Taiwan ranks 4th in global economic freedom index

Taiwan was one of only four countries that made it into the top “Free” category of Index of Economic Freedom this year, according to the latest report released this week by the conservative U.S. Heritage Foundation.

With a score of 80.7, up 0.6 points from 2022, Taiwan cleared the threshold of 80 and into the “Free” category for the second consecutive year, taking a fourth place ranking.

The other three countries in the “Free” category this year were Singapore, Switzerland and Ireland, in that order, while New Zealand, Luxembourg and Estonia all fell out of the top tier, which had seven places in 2022.

With Taiwan’s overall ranking of fourth in economic freedom among the 176 countries surveyed, it moved up two notches from sixth in the past two years and into second place among the 39 Asia-Pacific economies evaluated.

The index measures economic freedom based on 12 indicators in four broad categories — rule of law, government size, regulatory efficiency and open markets — and it gauges whether individuals can control their own labor and property in a free regulatory environment.

According to the report on the 2023 index, Taiwan scored above 80 in seven of the 12 indicators, including judicial effectiveness, government spending and trade freedom.

Taiwan had relatively poor performances, however, in the “labor freedom” and “financial freedom” indicators, scoring 69.1 and 60 in those categories, respectively, the report said.

“The labor market lacks flexibility, and the minimum wage has been rising since 2017,” the report said, apparently characterizing the latter as a negative trend.

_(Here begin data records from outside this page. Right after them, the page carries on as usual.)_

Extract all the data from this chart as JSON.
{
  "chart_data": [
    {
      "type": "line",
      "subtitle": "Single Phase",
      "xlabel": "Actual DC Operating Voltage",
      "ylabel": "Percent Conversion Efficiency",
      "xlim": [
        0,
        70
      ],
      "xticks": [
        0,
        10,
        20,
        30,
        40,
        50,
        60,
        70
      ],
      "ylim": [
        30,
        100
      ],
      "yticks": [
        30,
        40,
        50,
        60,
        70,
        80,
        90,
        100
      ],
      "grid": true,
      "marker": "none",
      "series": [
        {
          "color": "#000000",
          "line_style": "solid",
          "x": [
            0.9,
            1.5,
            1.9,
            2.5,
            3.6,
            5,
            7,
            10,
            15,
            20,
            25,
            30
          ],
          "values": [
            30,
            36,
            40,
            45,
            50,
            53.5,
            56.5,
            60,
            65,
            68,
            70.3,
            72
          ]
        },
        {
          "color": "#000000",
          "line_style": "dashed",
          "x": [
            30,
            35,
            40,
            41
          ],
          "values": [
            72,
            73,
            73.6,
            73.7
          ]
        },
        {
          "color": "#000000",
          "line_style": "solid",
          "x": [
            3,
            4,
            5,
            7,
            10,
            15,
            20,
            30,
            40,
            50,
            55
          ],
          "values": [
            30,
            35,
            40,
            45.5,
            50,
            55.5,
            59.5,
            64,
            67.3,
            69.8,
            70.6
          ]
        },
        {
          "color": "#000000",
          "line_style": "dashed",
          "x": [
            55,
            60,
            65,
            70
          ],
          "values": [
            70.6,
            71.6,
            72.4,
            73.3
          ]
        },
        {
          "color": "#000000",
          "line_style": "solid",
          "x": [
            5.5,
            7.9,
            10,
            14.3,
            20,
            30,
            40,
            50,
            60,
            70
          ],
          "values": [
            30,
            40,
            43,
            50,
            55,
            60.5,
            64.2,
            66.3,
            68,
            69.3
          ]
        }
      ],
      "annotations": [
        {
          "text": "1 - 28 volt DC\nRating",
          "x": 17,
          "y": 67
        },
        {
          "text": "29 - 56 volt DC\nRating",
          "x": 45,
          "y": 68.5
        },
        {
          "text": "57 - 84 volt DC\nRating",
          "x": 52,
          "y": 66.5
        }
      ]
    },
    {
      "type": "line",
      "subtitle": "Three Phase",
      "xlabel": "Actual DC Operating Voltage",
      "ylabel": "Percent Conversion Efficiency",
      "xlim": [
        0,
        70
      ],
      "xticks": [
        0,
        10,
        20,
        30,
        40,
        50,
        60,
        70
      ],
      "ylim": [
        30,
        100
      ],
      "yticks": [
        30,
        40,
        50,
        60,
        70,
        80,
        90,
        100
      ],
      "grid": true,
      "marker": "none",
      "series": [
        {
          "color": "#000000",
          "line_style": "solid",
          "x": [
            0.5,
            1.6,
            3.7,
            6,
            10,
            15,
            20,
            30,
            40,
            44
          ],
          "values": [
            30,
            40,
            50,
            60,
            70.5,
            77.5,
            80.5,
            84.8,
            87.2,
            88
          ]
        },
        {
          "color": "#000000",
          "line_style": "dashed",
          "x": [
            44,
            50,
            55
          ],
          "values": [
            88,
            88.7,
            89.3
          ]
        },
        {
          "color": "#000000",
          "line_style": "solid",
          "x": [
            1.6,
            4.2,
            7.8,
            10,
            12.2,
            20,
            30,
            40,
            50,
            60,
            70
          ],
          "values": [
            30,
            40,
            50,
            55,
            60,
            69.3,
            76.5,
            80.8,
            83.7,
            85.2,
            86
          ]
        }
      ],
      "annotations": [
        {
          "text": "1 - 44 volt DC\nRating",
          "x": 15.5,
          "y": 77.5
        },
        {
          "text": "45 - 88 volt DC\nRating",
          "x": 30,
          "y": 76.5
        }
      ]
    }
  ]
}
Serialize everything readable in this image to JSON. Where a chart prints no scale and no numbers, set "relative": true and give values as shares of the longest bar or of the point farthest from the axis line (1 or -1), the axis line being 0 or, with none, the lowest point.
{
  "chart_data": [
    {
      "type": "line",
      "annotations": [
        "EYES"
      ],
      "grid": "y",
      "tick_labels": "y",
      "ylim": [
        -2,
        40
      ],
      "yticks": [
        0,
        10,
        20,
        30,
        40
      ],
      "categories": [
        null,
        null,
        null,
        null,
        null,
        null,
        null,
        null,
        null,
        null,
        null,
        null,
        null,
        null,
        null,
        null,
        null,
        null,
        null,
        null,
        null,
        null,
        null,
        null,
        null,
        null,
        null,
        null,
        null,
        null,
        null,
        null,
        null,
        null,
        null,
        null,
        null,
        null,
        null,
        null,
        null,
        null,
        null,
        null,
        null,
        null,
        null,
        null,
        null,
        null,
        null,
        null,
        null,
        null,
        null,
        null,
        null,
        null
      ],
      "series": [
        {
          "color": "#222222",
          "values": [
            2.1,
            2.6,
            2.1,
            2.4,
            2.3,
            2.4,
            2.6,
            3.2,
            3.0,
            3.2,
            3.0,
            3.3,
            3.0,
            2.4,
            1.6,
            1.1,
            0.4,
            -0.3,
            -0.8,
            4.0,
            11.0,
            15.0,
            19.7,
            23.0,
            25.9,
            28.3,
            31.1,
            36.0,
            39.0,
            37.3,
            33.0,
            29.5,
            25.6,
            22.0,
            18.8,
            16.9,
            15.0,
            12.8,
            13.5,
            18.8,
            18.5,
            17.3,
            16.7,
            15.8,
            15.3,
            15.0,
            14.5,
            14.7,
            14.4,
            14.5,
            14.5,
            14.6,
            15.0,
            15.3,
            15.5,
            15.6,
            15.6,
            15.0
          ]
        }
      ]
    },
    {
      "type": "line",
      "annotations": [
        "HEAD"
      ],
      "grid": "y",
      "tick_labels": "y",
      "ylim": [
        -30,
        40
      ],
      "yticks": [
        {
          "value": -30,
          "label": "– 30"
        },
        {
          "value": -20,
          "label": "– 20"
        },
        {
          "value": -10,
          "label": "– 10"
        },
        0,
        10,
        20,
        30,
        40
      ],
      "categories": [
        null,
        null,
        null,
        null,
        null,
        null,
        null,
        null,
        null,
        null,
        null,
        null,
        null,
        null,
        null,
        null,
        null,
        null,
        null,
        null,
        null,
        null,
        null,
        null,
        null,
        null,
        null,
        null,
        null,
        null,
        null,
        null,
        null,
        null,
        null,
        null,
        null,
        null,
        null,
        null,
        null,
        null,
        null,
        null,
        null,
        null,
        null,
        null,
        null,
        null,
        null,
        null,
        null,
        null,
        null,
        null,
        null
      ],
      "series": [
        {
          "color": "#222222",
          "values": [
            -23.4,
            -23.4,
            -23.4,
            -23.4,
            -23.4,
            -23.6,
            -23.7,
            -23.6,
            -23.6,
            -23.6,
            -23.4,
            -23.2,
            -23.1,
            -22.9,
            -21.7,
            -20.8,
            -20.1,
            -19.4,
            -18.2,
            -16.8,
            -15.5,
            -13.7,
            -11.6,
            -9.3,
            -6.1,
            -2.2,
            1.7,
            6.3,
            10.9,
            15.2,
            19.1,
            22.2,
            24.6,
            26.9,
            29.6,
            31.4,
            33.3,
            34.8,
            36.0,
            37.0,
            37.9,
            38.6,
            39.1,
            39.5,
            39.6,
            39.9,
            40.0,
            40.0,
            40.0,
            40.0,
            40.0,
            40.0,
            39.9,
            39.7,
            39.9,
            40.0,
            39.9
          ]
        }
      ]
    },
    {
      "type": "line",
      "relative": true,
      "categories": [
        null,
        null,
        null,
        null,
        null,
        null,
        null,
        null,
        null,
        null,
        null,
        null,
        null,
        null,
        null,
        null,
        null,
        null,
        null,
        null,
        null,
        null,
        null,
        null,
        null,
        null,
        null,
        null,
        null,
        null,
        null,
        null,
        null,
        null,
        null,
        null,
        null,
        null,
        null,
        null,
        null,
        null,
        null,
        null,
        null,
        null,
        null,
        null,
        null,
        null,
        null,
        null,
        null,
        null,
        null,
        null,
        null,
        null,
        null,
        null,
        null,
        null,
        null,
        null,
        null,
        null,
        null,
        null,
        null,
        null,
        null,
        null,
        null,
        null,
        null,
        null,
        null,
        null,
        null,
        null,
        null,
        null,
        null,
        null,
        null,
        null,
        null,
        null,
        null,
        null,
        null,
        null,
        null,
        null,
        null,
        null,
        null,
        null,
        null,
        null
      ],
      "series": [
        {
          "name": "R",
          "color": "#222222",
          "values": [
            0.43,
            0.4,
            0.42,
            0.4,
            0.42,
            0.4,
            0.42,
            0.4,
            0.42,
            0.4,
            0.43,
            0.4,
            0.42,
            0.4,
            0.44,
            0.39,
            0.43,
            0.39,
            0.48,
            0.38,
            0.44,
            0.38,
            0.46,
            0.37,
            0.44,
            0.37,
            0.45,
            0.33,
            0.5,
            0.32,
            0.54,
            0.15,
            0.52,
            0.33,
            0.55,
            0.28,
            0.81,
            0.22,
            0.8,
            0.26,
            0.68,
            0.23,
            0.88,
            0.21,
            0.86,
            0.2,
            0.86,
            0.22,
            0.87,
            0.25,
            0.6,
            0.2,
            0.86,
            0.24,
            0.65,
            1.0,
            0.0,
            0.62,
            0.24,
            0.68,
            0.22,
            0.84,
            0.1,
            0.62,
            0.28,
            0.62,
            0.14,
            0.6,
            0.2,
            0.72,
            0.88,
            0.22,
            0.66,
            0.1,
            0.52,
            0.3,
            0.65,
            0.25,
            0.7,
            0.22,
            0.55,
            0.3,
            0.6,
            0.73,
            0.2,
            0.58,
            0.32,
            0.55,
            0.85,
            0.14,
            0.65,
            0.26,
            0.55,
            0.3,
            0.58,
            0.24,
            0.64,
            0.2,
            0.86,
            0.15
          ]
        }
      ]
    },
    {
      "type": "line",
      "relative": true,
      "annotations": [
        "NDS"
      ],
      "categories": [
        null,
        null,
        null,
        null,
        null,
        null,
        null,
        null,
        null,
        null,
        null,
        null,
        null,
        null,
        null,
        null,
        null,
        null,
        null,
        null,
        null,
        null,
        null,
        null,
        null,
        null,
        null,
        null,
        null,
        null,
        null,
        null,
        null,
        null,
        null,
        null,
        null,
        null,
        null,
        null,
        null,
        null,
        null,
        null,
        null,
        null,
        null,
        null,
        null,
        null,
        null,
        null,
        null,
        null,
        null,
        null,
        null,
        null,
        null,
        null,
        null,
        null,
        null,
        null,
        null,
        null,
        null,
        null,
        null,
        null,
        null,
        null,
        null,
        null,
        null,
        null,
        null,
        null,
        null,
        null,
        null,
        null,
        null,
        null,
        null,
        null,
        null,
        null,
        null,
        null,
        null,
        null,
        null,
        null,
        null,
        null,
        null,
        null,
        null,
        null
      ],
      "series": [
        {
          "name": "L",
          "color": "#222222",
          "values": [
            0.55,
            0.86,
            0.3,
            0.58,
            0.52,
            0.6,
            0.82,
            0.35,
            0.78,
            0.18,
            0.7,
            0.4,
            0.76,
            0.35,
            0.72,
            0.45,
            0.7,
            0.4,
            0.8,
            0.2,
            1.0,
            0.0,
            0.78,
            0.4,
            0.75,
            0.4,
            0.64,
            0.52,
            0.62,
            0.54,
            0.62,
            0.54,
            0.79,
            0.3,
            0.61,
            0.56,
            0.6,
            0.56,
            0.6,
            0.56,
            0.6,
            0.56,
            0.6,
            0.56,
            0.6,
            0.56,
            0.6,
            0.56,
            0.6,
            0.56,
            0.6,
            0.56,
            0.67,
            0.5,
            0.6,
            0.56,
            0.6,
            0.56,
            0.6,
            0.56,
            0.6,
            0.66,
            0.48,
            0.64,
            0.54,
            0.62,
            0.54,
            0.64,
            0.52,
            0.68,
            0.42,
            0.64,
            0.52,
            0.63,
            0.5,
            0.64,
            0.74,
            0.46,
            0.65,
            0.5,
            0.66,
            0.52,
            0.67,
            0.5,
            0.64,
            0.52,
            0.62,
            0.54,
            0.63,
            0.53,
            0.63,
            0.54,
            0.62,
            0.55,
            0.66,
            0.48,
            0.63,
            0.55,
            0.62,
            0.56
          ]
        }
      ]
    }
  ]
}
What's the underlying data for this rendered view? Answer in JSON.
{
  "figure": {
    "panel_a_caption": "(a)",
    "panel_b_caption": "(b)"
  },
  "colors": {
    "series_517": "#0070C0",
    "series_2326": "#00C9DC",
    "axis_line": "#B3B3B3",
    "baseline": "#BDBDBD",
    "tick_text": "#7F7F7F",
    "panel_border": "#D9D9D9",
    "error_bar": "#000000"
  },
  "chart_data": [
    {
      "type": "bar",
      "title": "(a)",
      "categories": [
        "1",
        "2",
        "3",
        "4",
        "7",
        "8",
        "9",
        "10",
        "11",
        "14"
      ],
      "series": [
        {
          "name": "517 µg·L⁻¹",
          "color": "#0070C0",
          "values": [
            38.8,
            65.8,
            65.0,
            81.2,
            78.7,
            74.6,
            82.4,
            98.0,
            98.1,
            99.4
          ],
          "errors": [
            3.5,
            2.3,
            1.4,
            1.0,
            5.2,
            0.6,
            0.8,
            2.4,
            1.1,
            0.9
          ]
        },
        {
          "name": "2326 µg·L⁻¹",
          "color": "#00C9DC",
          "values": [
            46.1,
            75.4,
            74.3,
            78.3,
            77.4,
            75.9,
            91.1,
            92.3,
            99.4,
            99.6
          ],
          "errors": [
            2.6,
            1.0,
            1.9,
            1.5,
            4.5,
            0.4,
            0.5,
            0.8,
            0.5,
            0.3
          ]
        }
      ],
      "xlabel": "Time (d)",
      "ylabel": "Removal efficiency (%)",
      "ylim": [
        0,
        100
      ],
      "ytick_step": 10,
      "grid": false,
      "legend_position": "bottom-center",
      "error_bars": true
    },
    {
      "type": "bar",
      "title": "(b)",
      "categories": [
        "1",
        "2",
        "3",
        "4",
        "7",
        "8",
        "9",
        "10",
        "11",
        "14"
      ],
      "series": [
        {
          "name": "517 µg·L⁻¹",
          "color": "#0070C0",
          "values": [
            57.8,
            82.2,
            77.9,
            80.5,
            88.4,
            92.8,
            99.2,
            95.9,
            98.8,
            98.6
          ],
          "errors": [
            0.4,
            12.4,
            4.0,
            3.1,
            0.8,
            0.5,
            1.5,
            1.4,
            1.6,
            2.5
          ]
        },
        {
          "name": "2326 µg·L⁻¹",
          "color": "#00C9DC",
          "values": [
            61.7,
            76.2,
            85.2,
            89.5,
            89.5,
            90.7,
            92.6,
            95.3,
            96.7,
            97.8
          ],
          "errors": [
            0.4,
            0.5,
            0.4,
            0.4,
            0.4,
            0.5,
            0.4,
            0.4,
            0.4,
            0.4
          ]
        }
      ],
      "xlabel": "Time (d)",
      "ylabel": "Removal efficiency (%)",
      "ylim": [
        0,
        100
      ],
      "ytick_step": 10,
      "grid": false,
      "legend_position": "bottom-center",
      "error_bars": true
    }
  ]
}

Overall, the report said, Taiwan’s “strong commitment to the rule of law and openness to global commerce” had enabled it to become a global leader in economic freedom.

Taiwan’s economy has “benefited from a well-developed institutional framework, a tradition of private-sector entrepreneurial dynamism, and open-market policies that facilitate the free flow of goods and capital,” the report said.

Elsewhere in Asia, South Korea in 15th place was deemed “mostly free” with a score of 73.7; Japan was ranked 31st, and in the category of “moderately free” (69.3); and China at 154th was categorized as repressed (48.3).

Globally, the average score was 59.3, the lowest in the past two decades, down 0.7 points from 2022 and slightly below the 60-point threshold for the “Mostly Unfree” category, according to the report.